Momentum

Sea ice was thought to block sunlight and limit the growth of microscopic marine plants living under the ice, but in 2012 scientists discovered a massive bloom of phytoplankton beneath three-foot thick ice in the Chukchi Sea, north of Alaska. The unexpected bloom, which extended 62 miles under the ice pack, was fueled by sunlight penetrating the ice through pools of melted water on its surface.

The National Science Foundation awarded two UD researchers and a colleague at the University of Maryland a three-year, $201,655 grant to model critical changes in Arctic sea ice to detect and predict the growth and movement of large algae blooms in the Arctic Ocean, related to that region's warming climate. The interdisciplinary project combines artificial intelligence, theoretical physics and biology.

"In the past, the algae beneath the Arctic ice didn't bloom or produce too much energy because there was a nice balance," said Ivan Sudakow, assistant professor of physics and the project's principal investigator. "But once Arctic melting begins on this really rapid scale and the algae is absorbing solar energy through these melt ponds, it increases this process of the ice melting, leading our climate system to a tipping point."

Sudakow and co-principal investigator Vijayan Asari, director of the Vision Lab, are developing machine learning tools to analyze Arctic sea ice data. Sudakow will use the data to build new models to describe plankton dynamics and test the hypothesis about melt pond transformation triggering under-ice algae blooms.
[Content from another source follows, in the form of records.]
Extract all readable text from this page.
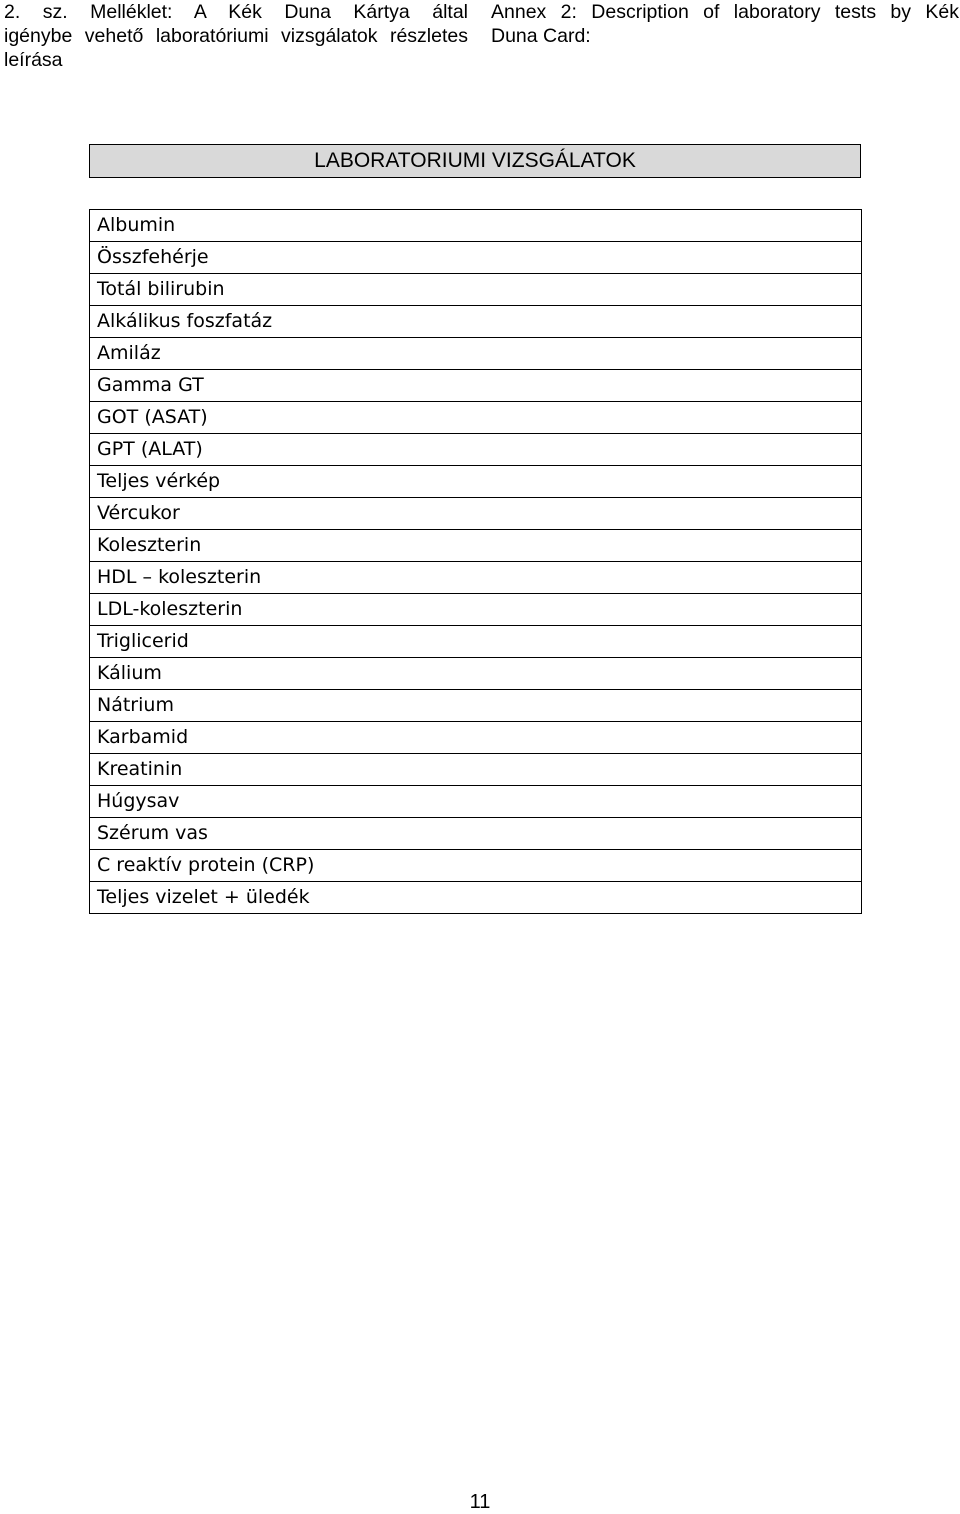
2. sz. Melléklet: A Kék Duna Kártya által
igénybe vehető laboratóriumi vizsgálatok részletes leírása
Annex 2: Description of laboratory tests by Kék
Duna Card:
LABORATORIUMI VIZSGÁLATOK
Albumin
Összfehérje
Totál bilirubin
Alkálikus foszfatáz
Amiláz
Gamma GT
GOT (ASAT)
GPT (ALAT)
Teljes vérkép
Vércukor
Koleszterin
HDL – koleszterin
LDL-koleszterin
Triglicerid
Kálium
Nátrium
Karbamid
Kreatinin
Húgysav
Szérum vas
C reaktív protein (CRP)
Teljes vizelet + üledék
11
The NSF-funded project builds on past work by Sudakow, who developed a model to better predict the effects of climate change on Arctic sea ice. The discovery, which was published in New Journal of Physics, also gained attention from Scientific American, Physics World, Eos and WIRED.

Invented in 1920, the Ising model shows how natural systems can behave in related ways, such as showing phase transitions between solid, liquid and gaseous states of matter. Sudakow, who specializes in mathematical modeling of physical and living systems, will work with an undergraduate student researcher to develop new Ising-based models to simulate changes in plankton dynamics.

"Standard mathematical methods like differential equations are not really helpful here, because they require a lot of parameters, a lot of data, and need to be solved numerically," Sudakow said. "We are going to use statistical mechanics, the methods of this branch of physics, to actually find a simple way to model algae bloom as a critical phenomenon."

The lack of expert annotated data about under-ice phytoplankton is an issue, said Asari, professor of electrical and computer engineering. Using a semi-automated algorithm, Vision Lab researchers are creating synthetic data by analyzing aerial images from satellites and aircraft and marking the location of melt ponds. They then re-run the program with the marked data to precisely detect and predict these areas of interest, based on their current movement characteristics.

"You will be able to detect and identify the ponds and their growth, and predict the dynamics of phytoplankton growth and movement," Asari said. "This will provide a lot of information for agencies and authorities to make the appropriate decisions to stop the formation and thickening of the algae."

Sudakow said the project's goal is to understand the interaction between phytoplankton, sea ice, melt ponds and the global climate system to determine possible tipping points in the climate system related to the phytoplankton bloom.

"Some small changes in the connection between the ecosystem and the climate system are actually leading to big changes in the state of the climate system," Sudakow said.